Soloshow
Emma Barnard
Curator
Renata Kudlacek
Primum Non Nocere is a retrospective of Emma Barnard’s experience working as an artist within the medical field for several years. Primum Non Nocere* is a Latin phrase derived from the first precepts of bioethics and is taught as the fundamental principle in medical schools throughout the world.
Emma Barnard's work was developed through collaborations with consultant surgeons and their patients offering an inside view of real life experience and observations whilst giving patients a visual voice through the touring exhibition Patients As People, and reflecting on some of the harsh realities people endure in their pursuit of “getting better”. Emma Barnard's work expands on the air of mystery surrounding the surgeon’s practice. What goes on in the operating theatre is usually unknown to the patient, who must have trust in the theatrical performance, the surgeon's medical act.
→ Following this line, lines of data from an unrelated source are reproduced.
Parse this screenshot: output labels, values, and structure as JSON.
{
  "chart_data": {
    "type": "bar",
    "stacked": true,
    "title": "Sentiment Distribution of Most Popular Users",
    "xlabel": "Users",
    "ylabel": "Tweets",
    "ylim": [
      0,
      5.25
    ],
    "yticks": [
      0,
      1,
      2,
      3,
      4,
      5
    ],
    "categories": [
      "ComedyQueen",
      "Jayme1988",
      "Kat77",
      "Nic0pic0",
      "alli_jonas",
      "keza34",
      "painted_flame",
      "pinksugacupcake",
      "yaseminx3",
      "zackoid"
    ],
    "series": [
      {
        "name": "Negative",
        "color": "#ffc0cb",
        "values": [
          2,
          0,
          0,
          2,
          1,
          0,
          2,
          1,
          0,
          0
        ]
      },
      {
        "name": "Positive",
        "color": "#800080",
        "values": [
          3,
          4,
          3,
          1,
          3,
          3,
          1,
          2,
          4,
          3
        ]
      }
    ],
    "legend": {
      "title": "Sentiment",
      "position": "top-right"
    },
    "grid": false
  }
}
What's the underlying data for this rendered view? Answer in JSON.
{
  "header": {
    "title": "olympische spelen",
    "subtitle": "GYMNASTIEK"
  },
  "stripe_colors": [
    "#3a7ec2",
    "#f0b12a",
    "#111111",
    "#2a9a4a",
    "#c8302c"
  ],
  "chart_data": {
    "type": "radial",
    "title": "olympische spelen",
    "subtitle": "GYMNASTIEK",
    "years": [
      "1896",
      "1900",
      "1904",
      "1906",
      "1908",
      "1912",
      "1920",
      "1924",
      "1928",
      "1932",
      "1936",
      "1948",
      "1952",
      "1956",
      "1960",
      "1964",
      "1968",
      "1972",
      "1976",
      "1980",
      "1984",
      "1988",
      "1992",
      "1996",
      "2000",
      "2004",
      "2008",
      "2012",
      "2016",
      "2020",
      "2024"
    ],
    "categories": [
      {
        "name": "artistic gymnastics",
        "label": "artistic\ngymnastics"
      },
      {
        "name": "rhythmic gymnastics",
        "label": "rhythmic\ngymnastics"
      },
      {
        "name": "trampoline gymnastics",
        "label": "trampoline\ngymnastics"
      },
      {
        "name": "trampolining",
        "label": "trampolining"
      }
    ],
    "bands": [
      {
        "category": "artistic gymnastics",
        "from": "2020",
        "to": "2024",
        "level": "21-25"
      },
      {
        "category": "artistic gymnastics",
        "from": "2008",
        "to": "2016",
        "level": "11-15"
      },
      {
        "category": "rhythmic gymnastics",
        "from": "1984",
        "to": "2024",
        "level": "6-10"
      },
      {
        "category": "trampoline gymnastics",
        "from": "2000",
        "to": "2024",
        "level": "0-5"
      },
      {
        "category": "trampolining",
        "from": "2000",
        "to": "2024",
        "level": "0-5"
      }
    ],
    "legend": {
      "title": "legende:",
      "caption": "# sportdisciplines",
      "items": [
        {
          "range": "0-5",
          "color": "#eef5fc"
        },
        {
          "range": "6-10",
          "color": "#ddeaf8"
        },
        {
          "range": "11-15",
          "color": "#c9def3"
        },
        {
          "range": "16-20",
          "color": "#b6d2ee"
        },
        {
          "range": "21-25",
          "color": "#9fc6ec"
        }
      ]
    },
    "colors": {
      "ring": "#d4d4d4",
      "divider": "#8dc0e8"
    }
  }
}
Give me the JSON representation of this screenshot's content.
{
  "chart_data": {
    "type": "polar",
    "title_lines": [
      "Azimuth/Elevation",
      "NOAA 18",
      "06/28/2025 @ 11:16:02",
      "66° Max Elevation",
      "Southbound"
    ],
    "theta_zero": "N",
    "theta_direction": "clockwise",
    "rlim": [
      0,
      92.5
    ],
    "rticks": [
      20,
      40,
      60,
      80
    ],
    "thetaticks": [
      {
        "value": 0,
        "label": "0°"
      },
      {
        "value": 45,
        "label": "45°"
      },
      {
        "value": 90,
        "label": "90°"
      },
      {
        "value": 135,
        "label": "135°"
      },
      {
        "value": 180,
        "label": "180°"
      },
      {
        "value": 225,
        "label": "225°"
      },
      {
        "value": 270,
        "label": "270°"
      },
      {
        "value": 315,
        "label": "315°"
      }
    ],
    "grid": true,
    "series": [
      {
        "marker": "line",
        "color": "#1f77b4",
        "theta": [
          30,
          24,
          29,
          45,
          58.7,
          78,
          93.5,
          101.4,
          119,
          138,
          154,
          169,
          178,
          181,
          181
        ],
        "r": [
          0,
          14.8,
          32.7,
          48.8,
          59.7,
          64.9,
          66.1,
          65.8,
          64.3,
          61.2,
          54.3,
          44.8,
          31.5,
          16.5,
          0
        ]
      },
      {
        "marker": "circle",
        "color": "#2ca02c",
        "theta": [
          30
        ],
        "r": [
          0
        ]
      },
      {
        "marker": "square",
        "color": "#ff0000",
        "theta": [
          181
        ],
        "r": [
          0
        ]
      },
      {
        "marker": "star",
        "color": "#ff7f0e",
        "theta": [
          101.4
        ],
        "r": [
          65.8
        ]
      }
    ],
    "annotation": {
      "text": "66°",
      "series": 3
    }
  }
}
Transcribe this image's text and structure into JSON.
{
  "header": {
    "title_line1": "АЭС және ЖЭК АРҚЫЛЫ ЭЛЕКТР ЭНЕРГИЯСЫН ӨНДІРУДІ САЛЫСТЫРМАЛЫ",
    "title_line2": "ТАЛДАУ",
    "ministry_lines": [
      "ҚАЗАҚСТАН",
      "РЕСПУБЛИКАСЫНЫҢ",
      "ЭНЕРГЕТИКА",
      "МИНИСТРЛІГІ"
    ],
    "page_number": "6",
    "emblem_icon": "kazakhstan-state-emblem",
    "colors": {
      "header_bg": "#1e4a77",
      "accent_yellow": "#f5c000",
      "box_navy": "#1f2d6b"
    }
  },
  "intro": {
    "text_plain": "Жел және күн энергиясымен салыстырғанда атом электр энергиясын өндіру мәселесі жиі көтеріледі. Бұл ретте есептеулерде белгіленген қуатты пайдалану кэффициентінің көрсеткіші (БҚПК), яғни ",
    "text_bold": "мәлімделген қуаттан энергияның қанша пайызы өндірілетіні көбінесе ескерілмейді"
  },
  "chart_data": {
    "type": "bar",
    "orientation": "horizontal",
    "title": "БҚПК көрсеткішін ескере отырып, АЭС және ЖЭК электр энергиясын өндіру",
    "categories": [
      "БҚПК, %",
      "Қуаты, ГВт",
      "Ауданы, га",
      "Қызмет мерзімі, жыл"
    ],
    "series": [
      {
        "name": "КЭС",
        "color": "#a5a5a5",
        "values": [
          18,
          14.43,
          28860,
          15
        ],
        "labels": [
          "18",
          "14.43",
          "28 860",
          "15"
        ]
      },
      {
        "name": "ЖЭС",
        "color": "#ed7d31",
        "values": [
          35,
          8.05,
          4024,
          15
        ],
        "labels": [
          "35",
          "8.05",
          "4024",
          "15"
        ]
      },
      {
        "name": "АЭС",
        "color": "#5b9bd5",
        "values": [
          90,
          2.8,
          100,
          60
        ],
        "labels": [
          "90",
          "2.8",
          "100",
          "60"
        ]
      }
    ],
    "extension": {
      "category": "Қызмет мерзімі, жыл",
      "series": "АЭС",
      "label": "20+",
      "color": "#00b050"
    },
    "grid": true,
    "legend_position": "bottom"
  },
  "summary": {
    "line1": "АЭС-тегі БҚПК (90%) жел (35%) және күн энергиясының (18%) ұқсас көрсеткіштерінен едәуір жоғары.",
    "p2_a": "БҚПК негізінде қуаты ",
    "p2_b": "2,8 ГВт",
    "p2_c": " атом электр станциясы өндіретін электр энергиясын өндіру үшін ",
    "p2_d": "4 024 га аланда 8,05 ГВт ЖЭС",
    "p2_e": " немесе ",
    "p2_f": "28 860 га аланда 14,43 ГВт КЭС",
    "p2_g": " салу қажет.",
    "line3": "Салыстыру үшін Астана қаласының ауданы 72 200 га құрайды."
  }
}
However, the surgeons, what kind of harm is being done to them by the immense pressure they are under?
The show includes thought provoking materials as well as insights into the surgeon and patient dynamic and theories of “projection” (the unconscious transfer of one's desires or emotions to another person) e.g. the patient viewing the surgeon as a miracle worker. Part of the work is based on the philosopher Michel Foucault's’ notion of the ‘medical gaze’ that denotes the dehumanizing medical separation of the patient's body from the patient's person (identity). Staged photographic and moving image tableaus are set to form a dialog, including artifacts such as biomedical and patient notes & surgical theatre drawings.
Emma Barnard is a visual artist, specialising in lens-based media, interdisciplinary practice and research within Fine Art and Medicine.
Her ‘Patient As Paper’ artwork is exhibited widely in galleries, universities and hospitals in England and internationally. It has been presented at medical and medical humanities conferences and most recently at University College London, Medical School. She has written for the BMJ Medical Humanities online publication. The experience Emma has gained through several years of working with consultant surgeons and their patients is influencing the field of medical education. Emma has led a highly successful pilot project at King's Medical School in London to introduce art into medical education as a vehicle for encouraging empathy and resilience, undertaken in conjunction with a critical care consultant and a fourth-year medical student. An exhibition of this work was included in the recent ‘Excellence in Learning’ conference at Somerset House, London. And more recently she taught within the Department of Health Sciences at Surrey University.
In 2016 Emma sat on the Arts and Ethics Subcommittee at the World Congress in Bioethics and she is also a member of the Arts & Ethics Research Group (AERG ) at the University of Edinburgh. The AERG seeks to encourage both new insights and public debate around ethical, legal and social aspects of the practice and governance of medical research and healthcare.